Material and methods An observational, retrospective, descriptive study was performed at a tertiary hospital. All patients who started palbociclib as first-line treatment for HR-positive, HER2-negative LA/MBC between January 2018 and August 2019 were included. Adverse events (AE) were graded according to CTCAE v5.0 criteria. Frequency and causes of dose delays, reductions or permanent treatment discontinuations were collected. Clinical and analytical data were obtained from electronical clinical records, and treatment data from the dispensing electronic program. External reference data were used from the PALOMA-2 trial to compare the real-world data.
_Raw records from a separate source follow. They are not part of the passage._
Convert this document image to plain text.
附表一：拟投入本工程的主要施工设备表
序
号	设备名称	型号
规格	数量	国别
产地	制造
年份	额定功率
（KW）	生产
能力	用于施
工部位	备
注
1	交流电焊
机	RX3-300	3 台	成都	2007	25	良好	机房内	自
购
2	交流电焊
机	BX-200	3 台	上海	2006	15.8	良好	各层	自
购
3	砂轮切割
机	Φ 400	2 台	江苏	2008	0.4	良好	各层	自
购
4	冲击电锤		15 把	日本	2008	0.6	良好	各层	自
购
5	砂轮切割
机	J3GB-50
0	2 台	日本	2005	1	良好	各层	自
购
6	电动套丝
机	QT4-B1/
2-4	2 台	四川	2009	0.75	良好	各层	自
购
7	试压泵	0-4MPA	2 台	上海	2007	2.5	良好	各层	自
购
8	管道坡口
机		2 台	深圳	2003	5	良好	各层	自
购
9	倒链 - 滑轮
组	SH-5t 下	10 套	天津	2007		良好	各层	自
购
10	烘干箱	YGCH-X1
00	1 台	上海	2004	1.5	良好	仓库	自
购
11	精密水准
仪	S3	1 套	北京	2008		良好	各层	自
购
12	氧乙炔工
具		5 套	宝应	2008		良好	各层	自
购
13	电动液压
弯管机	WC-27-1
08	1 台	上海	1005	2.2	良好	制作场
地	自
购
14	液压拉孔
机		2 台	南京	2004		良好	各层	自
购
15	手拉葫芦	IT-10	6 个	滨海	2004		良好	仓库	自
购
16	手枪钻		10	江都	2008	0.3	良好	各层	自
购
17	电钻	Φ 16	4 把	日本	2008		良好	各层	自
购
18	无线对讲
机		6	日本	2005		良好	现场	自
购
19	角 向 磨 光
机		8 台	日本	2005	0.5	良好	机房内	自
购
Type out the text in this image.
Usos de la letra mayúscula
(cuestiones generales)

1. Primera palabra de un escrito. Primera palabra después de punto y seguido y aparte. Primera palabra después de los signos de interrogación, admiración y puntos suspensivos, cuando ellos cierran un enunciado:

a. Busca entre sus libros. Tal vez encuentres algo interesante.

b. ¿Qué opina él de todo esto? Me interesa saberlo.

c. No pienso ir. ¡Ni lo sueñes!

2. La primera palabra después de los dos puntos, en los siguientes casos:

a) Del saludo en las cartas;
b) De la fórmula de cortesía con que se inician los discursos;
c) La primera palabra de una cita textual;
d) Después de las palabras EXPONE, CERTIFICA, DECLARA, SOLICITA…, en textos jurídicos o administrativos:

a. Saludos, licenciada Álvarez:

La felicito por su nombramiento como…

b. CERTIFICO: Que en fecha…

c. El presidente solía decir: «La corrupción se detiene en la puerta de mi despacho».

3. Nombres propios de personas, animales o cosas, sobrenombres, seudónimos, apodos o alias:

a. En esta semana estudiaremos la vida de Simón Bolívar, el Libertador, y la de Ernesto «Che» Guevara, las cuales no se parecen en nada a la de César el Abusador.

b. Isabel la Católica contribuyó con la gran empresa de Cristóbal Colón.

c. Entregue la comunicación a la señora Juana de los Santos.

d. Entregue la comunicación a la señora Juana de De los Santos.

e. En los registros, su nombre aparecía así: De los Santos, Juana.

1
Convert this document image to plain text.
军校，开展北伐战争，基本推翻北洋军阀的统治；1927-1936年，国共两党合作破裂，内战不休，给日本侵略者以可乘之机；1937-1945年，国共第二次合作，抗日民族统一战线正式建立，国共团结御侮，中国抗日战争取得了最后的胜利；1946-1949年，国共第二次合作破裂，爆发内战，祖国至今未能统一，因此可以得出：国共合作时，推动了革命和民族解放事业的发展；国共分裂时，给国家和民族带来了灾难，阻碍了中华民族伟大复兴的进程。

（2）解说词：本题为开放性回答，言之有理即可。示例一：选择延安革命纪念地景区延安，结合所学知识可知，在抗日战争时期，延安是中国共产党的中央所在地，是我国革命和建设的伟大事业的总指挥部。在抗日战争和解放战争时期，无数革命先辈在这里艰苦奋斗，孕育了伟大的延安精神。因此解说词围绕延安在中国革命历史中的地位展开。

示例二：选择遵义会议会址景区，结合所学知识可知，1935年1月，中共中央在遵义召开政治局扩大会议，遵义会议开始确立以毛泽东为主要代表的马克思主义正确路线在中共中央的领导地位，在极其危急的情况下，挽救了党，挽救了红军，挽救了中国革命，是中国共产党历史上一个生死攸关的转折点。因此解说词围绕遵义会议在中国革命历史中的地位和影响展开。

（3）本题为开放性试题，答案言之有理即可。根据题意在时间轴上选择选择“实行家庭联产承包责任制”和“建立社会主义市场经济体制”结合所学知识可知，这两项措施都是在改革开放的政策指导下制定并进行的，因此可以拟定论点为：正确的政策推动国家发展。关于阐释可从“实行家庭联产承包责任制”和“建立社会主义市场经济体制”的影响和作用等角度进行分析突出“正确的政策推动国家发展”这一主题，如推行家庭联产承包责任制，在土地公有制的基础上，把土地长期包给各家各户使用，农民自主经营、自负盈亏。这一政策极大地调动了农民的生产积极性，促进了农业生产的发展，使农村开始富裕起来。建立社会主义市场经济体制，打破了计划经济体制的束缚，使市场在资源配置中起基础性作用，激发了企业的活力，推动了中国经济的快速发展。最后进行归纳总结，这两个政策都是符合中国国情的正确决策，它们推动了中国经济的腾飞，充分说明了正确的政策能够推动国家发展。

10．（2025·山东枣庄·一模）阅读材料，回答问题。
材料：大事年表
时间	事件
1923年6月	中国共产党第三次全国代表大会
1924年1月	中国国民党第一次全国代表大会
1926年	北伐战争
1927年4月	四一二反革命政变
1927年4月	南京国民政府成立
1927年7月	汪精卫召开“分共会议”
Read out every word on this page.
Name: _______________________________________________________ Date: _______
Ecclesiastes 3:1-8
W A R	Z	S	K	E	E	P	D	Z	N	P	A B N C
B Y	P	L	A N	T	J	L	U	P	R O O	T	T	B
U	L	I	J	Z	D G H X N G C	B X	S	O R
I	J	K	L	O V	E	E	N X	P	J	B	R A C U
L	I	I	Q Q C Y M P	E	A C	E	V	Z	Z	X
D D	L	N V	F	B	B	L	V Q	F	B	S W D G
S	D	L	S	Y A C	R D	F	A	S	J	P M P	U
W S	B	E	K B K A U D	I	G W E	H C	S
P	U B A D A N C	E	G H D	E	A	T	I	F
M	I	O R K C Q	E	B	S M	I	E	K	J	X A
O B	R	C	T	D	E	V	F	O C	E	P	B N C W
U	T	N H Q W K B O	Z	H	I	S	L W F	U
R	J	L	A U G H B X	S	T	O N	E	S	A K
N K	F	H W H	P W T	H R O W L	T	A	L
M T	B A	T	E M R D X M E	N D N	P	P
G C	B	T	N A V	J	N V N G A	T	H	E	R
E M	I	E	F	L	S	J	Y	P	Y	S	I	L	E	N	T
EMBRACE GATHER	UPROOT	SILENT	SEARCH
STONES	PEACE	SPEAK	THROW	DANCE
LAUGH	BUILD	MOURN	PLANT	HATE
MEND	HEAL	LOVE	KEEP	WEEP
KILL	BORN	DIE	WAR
Results A total of 49 women were studied, median follow-up 33 (1–44) months. All patients had an AE of any grade and 39 (79.6%) presented grade 3 or 4 AE. Grade 3 or 4 AE included neutropenia (69.4%), leukopenia (34.7%) and thrombocytopenia (6.1%). Toxicity led to a dose delay in 39 (79.6%) patients; neutropenia (82.1%), thrombocytopenia (7.7%) and fatigue (7.7%) were the AE most frequently involved. A first dose reduction was necessary in 31 (63.3%) of the patients, while 13 (26.5%) required further reductions. Neutropenia (70.4%) was the main cause of dose reduction. Permanent treatment interruption was mandatory in 6 (12.8%) patients, because of neutropenia (50.0%), pneumonitis (16.6%), asthenia (16.6%) and blurred vision and dizziness (16.6%). Two (4.3%) deaths ocurred due to pneumonitis and progressive multifocal leukoencephalopathy. More cycle delays, dose reductions and dose interruptions were reported in comparision with the PALOMA-2 trial (79.6% vs 67.0%, 63.3% vs 36.0% and 12.8 vs 9.7%, respectively).

Conclusion and relevance The real clinical practice toxicity profile of palbociclib as first-line treatment for HR-positive, HER2-negative LA/MBC is similar to that previously reported in PALOMA-2, although more treatment modifications were necessary.